L’importance que nous accordons ainsi à la prévention ne doit cependant rien au hasard. Elle est à mes yeux la marque d’une conception authentiquement française et républicaine de la sécurité. Selon cette conception, l’insécurité, la délinquance, le crime, ne sont pas des fléaux sociaux comme les autres. Le gâchis social et humain qu’ils engendrent ne peut pas être intégralement réparé par les effets de la sanction pénale, si nécessaire soit-elle: ni la victime, ni la société, n’en sortent indemnes ; le délinquant lui-même, qui n’est pas toujours un criminel endurci, voit souvent son existence et celle de sa famille basculer à raison d’un acte qu’il n’aurait, certes, pas dû commettre. Et il nous faut donc tenter à tout prix d’éviter que soient commis des actes dont les conséquences sont, à certains égards, irréparables. Chacun peut, je crois, s’accorder sur ce constat.
Mais peut-on « prévenir » la délinquance ? La question n’est pas si naïve et ne date pas d’hier. Au XIXème siècle, une école d’anthropologie criminelle, celle du «criminel né », avait répondu brutalement par la négative : si le délinquant est porté de façon inéluctable par son hérédité à commettre des crimes, comme l’affirmaient alors Cesare Lombroso et ses disciples, il ne reste qu’à l’éliminer, le faire disparaître. Au cours des années passées, il m’est malheureusement arrivé de percevoir comme l’écho de ces théories aux conséquences funestes dans les déclarations publiques suscitées par certains faits divers. Face à l’horreur de certains crimes, à la souffrance de certaines victimes, il est tentant de répondre à l’émotion de l’opinion en se livrant à une surenchère sans fin dans les châtiments que l’on promet d’infliger aux coupables.
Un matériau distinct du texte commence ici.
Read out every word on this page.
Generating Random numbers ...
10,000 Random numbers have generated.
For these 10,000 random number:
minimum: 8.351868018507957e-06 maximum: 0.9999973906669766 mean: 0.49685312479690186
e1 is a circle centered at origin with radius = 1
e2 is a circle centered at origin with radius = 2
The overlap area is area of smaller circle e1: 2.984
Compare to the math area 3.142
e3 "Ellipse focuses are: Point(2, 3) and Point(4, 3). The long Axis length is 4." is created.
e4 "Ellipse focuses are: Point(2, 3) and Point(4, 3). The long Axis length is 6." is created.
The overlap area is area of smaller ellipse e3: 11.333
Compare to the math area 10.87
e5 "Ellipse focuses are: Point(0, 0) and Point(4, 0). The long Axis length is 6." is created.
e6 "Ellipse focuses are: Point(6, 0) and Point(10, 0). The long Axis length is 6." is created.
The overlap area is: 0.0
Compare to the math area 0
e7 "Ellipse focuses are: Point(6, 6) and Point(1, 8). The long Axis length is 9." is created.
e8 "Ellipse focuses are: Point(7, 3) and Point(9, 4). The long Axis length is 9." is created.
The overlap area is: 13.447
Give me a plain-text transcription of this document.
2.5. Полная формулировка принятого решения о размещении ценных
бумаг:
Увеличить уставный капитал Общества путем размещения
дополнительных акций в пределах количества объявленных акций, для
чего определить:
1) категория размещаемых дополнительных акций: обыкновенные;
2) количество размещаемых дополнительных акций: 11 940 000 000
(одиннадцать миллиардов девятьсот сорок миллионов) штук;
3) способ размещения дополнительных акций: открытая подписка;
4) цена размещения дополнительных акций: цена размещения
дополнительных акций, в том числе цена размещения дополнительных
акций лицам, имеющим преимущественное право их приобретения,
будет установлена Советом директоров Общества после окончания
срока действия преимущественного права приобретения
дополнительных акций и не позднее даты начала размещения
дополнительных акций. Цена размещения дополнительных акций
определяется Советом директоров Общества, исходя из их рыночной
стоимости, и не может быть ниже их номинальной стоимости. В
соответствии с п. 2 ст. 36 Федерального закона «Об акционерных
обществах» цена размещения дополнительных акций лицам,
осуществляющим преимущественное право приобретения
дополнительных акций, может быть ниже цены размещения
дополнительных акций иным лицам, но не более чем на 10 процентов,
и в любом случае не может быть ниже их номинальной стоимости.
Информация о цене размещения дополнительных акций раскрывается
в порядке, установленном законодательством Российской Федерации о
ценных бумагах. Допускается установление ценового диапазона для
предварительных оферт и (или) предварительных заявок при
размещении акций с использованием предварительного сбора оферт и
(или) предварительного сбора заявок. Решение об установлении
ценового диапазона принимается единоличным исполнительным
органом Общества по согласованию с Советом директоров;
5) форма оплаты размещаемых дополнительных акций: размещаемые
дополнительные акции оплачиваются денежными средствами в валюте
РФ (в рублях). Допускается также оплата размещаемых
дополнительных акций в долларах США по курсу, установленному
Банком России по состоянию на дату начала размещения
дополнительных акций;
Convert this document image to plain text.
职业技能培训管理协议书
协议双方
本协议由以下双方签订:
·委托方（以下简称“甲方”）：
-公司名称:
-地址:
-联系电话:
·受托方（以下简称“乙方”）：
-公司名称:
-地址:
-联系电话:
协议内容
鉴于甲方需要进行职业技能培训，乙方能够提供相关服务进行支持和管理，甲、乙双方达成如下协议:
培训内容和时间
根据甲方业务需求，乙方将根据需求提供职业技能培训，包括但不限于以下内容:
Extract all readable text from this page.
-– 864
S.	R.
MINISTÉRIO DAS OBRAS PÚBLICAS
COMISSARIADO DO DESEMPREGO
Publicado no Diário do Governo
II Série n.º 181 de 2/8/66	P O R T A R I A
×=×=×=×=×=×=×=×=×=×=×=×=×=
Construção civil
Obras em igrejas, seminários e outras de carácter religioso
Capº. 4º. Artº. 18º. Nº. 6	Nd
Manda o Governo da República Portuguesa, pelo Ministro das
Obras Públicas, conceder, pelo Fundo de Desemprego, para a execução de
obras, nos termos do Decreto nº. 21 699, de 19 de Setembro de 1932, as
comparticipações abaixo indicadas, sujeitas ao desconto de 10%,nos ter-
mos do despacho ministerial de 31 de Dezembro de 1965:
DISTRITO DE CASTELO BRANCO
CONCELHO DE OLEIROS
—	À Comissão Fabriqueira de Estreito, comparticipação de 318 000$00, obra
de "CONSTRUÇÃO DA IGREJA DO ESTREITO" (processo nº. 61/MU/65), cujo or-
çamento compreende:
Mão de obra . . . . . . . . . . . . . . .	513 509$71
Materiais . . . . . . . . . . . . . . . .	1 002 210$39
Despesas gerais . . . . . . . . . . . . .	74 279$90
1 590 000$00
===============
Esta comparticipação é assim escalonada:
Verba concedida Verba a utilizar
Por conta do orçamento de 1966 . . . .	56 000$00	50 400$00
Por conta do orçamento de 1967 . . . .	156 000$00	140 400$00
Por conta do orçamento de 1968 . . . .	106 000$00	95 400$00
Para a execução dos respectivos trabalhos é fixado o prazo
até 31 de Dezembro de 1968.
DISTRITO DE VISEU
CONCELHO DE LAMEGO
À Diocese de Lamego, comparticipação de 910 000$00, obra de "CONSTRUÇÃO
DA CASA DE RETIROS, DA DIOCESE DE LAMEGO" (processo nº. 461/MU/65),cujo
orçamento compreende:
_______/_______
Ma conviction, celle du Gouvernement, est que cette surenchère n’est pas seulement démagogique et cruelle, mais surtout inefficace et paresseuse. Il est plus facile, bien entendu, d’alourdir indéfiniment la sévérité des peines encourues par les délinquants que de travailler à prévenir la délinquance, en amont, et de réduire la récidive, en aval. La prévention de la délinquance, en particulier, est une ambition exigeante, comme vous le savez tous, vous qui en êtes les acteurs. Mais les bénéfices que peut en retirer la société justifient amplement que l’on y consacre les moyens nécessaires. Il ne s’agit de rien de moins que de protéger et d’épargner des victimes potentielles, de faire diminuer le sentiment d’insécurité qui mine tant de nos quartiers, d’éviter à des jeunes en perdition les risques d’une vie précocement gâchée. L’enjeu est de taille et il mérite que se mobilisent et travaillent ensemble à cette fin, en confiance, les forces de sécurité, les magistrats, les élus, les associations, les travailleurs sociaux, les agents des autres administrations concernées et tour particulièrement le corps enseignant : Victor Hugo ne disait-il pas « qu’ouvrir une école, c’est fermer une prison» ?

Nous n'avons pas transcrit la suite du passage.